Il Consiglio Europeo ha deciso di imporre misure restrittive ad undici persone e quattro entità responsabili della violazione dei diritti umani in vari Paesi del mondo. Fra questi, dopo oltre 30 anni dall’ultima sanzione, figurano alcuni cittadini cinesi. Questo fatto presuppone una potenziale battuta d’arresto nelle relazioni diplomatiche tra Bruxelles e Pechino.
La vicenda
Il 22 marzo i ministri degli Esteri dei 27, riuniti fisicamente a Bruxelles, hanno approvato alcune misure restrittive per quattro ufficiali cinesi della regione dello Xinjiang. Il motivo alla base della decisione riguarda la violazione dei diritti umani relativi alla minoranza degli Uiguri, l’etnia musulmana e turcofona che vive in quella regione. I provvedimenti presi fanno riferimento al nuovo regime sanzionatorio creato per combattere la violazione dei diritti umani nel mondo. Altre sanzioni sono state emanate contro la Libia, accusata di uccisioni e rapimenti; la Russia, per le torture perpetuate contro attivisti LGBT e opponenti politici in Cecenia; il Sudan del Sud e l’Eritrea, per alcune esecuzioni arbitrarie.
La risposta di Pechino
La Cina si è subito opposta a questa decisione, condannando con forza le sanzioni ricevute. Prontamente, lo stesso 22 marzo, il governo centrale ha annunciato di aver sanzionato “10 persone e 4 entità dell’UE che danneggiano gravemente la sovranità e gli interessi della Cina, diffondendo maliziosamente menzogne e disinformazione”. Tra le persone sanzionate figurano anche alcuni deputati europei: i tedeschi Reinhard Butikofer e Michael Gahler, il francese Raphael Glucksmann, il bulgaro Ilhan Kyuchyuk e la slovacca Miriam Lexmann. Il governo cinese accusa questi rappresentanti di “minare la sovranità e gli interessi della Cina, diffondendo disinformazione”. Pechino ha altresì sanzionato il Comitato Politico e di Sicurezza, l’organismo diplomatico europeo che ha di fatto imposto le sanzioni.

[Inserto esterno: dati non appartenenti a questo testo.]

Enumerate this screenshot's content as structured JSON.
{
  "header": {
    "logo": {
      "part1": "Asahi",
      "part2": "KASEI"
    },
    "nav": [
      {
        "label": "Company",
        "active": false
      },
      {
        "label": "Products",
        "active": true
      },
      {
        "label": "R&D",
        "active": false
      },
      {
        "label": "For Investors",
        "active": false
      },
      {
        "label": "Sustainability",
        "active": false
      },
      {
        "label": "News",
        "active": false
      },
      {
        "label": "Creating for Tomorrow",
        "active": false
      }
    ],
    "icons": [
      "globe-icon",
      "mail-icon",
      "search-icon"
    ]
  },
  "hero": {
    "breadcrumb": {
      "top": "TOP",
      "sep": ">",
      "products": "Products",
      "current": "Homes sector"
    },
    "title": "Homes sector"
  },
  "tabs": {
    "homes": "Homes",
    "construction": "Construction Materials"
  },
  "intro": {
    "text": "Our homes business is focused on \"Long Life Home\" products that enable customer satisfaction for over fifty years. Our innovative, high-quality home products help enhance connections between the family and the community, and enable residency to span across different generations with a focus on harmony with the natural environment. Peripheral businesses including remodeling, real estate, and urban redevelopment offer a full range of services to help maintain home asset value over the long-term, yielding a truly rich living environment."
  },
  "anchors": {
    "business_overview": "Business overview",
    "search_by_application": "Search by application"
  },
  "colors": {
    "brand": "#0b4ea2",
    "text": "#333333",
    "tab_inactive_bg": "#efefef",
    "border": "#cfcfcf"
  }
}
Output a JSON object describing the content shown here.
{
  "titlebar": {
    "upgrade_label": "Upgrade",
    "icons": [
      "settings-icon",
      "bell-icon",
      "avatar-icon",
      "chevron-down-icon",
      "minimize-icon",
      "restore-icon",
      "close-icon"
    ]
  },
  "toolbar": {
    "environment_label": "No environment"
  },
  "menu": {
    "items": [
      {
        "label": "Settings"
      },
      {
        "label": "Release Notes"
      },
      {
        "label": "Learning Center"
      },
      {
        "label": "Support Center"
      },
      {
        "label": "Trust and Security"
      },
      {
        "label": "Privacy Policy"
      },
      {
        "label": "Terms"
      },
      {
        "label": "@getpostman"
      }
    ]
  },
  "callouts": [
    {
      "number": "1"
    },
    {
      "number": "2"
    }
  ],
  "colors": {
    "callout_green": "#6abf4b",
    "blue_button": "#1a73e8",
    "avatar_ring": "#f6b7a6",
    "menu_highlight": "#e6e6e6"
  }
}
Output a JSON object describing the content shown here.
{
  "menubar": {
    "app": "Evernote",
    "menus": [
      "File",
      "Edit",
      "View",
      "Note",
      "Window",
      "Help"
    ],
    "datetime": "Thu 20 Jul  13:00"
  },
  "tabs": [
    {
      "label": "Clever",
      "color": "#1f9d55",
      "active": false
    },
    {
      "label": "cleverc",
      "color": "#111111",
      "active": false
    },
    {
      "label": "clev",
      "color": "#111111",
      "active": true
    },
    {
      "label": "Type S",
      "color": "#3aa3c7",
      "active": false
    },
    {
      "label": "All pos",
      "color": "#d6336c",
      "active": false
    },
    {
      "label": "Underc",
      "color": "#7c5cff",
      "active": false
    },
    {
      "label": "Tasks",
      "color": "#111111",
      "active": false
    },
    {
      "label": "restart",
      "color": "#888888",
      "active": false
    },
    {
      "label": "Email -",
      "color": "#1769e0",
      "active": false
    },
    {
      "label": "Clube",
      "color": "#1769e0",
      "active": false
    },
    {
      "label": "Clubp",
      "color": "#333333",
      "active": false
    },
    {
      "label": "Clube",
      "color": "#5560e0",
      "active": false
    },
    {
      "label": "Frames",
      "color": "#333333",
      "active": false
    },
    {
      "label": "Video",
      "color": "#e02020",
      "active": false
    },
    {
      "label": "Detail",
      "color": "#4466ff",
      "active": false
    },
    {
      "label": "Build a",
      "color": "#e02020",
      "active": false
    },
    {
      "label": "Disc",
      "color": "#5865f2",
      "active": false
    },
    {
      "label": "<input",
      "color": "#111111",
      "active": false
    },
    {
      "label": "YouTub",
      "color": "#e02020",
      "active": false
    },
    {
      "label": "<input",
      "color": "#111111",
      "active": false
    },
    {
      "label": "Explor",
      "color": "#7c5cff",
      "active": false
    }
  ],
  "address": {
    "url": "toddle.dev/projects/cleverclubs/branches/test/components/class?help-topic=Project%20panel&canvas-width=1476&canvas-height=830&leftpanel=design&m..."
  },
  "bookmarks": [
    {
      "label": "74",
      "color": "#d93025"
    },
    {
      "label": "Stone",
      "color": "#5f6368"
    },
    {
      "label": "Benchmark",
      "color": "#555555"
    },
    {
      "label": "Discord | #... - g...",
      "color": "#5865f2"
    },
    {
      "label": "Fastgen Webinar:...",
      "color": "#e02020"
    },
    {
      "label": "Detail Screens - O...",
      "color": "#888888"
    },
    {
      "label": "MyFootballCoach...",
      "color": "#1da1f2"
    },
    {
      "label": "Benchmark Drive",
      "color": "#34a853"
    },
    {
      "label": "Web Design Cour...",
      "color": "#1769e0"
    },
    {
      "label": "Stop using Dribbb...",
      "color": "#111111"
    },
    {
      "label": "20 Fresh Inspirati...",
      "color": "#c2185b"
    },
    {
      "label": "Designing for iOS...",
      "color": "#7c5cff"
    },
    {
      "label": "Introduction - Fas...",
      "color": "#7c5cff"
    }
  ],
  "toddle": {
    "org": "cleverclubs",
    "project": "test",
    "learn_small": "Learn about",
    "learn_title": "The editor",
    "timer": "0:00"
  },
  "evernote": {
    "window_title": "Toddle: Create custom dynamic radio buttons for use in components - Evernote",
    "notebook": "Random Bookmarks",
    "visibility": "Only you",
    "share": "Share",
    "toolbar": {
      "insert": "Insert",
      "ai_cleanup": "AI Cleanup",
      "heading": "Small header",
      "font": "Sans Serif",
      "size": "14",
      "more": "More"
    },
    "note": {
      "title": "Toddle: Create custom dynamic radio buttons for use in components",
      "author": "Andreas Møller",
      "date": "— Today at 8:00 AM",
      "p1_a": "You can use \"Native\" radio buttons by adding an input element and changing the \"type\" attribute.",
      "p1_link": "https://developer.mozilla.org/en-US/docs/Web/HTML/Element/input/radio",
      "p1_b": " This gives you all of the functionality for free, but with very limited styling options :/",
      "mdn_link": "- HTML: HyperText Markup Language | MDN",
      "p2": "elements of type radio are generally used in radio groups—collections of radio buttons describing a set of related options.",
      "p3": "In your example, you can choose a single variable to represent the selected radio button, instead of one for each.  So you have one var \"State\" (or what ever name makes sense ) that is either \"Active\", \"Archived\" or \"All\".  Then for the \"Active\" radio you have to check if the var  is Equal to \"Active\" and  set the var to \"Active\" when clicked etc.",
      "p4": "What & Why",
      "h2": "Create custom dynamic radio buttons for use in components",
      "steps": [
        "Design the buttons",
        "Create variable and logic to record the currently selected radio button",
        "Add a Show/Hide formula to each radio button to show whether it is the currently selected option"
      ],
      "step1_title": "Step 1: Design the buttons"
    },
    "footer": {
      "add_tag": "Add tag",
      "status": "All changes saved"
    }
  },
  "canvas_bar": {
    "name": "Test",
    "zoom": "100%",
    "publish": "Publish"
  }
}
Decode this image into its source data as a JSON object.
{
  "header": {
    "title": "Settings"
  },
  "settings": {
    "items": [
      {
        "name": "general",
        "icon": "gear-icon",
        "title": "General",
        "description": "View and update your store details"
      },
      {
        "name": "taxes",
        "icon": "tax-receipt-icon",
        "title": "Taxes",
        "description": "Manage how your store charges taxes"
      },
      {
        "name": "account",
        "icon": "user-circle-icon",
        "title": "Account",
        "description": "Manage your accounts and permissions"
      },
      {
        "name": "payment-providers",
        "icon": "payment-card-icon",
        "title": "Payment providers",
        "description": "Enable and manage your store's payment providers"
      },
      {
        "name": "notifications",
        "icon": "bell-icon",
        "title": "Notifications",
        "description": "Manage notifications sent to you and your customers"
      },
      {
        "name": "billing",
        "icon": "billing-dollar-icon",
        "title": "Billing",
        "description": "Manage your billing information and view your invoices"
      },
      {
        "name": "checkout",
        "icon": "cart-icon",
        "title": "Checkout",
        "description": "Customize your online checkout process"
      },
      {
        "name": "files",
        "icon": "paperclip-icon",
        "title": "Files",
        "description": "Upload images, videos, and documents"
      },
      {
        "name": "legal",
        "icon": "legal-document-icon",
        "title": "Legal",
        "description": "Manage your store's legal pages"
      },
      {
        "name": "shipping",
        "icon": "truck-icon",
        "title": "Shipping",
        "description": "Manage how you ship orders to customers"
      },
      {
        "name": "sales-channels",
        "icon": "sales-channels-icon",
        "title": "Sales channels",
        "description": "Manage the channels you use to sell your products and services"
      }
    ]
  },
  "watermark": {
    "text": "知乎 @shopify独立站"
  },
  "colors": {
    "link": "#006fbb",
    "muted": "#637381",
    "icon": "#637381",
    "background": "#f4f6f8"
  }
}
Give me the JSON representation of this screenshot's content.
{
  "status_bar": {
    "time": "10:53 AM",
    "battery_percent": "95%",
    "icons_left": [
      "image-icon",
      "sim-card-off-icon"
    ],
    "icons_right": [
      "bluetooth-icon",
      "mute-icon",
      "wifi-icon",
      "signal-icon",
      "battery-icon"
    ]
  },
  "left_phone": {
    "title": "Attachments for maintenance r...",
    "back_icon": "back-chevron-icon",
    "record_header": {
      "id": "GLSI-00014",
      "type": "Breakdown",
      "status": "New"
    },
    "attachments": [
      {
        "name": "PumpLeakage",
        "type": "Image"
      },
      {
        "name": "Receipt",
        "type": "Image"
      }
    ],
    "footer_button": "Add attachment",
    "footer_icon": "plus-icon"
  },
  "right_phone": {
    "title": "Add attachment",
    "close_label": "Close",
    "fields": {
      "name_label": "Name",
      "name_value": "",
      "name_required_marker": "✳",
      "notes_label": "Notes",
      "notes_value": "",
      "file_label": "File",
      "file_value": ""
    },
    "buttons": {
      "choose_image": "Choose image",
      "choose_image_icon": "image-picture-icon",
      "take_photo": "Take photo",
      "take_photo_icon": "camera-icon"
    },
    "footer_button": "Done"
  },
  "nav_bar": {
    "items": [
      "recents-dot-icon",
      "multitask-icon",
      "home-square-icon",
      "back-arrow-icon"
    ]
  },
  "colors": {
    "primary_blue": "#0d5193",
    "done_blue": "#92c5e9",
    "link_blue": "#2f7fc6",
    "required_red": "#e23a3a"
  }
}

Il vice ministro degli Esteri cinese, Qin Gang, ha condannato l’operato dell’Unione Europea definendola come “non qualificata per dare lezioni sui diritti umani”. La Cina, ha aggiunto, “esorta l’UE a riconoscere la gravità dell’errore, interrompendo lo scontro, per non causare ulteriori danni alle relazioni”. Da Bruxelles, molti esponenti politici hanno criticato l’iniziativa cinese di colpire direttamente dei parlamentari. In una conferenza stampa, l’Alto Rappresentante per la Politica estera e di Sicurezza comune Josep Borrell ha definito “inaccettabili” questo tipo di ritorsioni.
L’Occidente unito
Anche Stati Uniti, Canada e Gran Bretagna hanno affiancato l’UE nelle sanzioni contro la Cina, per quello che Washington ha definito “il genocidio degli uiguri”. Regno Unito e Canada hanno adottato le stesse misure dell’Ue, mentre gli USA hanno sanzionato solo due dei quattro funzionari cinesi condannati dagli europei. Per gli individui sanzionati le misure restrittive adottate da Bruxelles consistono nel divieto di viaggiare nell’UE e nel congelamento dei beni detenuti nell’Unione. Queste sanzioni arrivano alla vigilia della visita del segretario di stato USA Antony Blinken a Bruxelles. Durante il suo soggiorno, Blinken ha incontrato i rappresentanti dell’Ue ed il segretario generale della Nato.
I malumori russi
Anche il ministro degli Esteri russo Serghei Lavrov, dopo un incontro con il suo collega cinese Wang Yi, ha definito “inaccettabili” le sanzioni imposte dall’UE. Lavrov, in una conferenza stampa, ha affermato che secondo Cina e Russia “gli Stati Uniti stanno cercando di affidarsi alle alleanze politico-militari della guerra fredda per cercare di minare l’architettura legale internazionale”. Inoltre, ha aggiunto che “l’intera infrastruttura delle relazioni tra Unione Europea e Russia è stata distrutta dai passi unilaterali compiuti da Bruxelles”. Mosca, ha avvertito Lavrov, “sarà pronta a contatti per intensificare la cooperazione con l’Ue quando Bruxelles riterrà necessario eliminare le anomalie presenti nelle relazioni bilaterali”. Charles Michel, Presidente del Consiglio europeo, ha riferito che i rapporti tra UE e Russia sono “ai minimi”, chiedendo inoltre “la cessazione degli attacchi cibernetici” contro alcuni Stati Membri.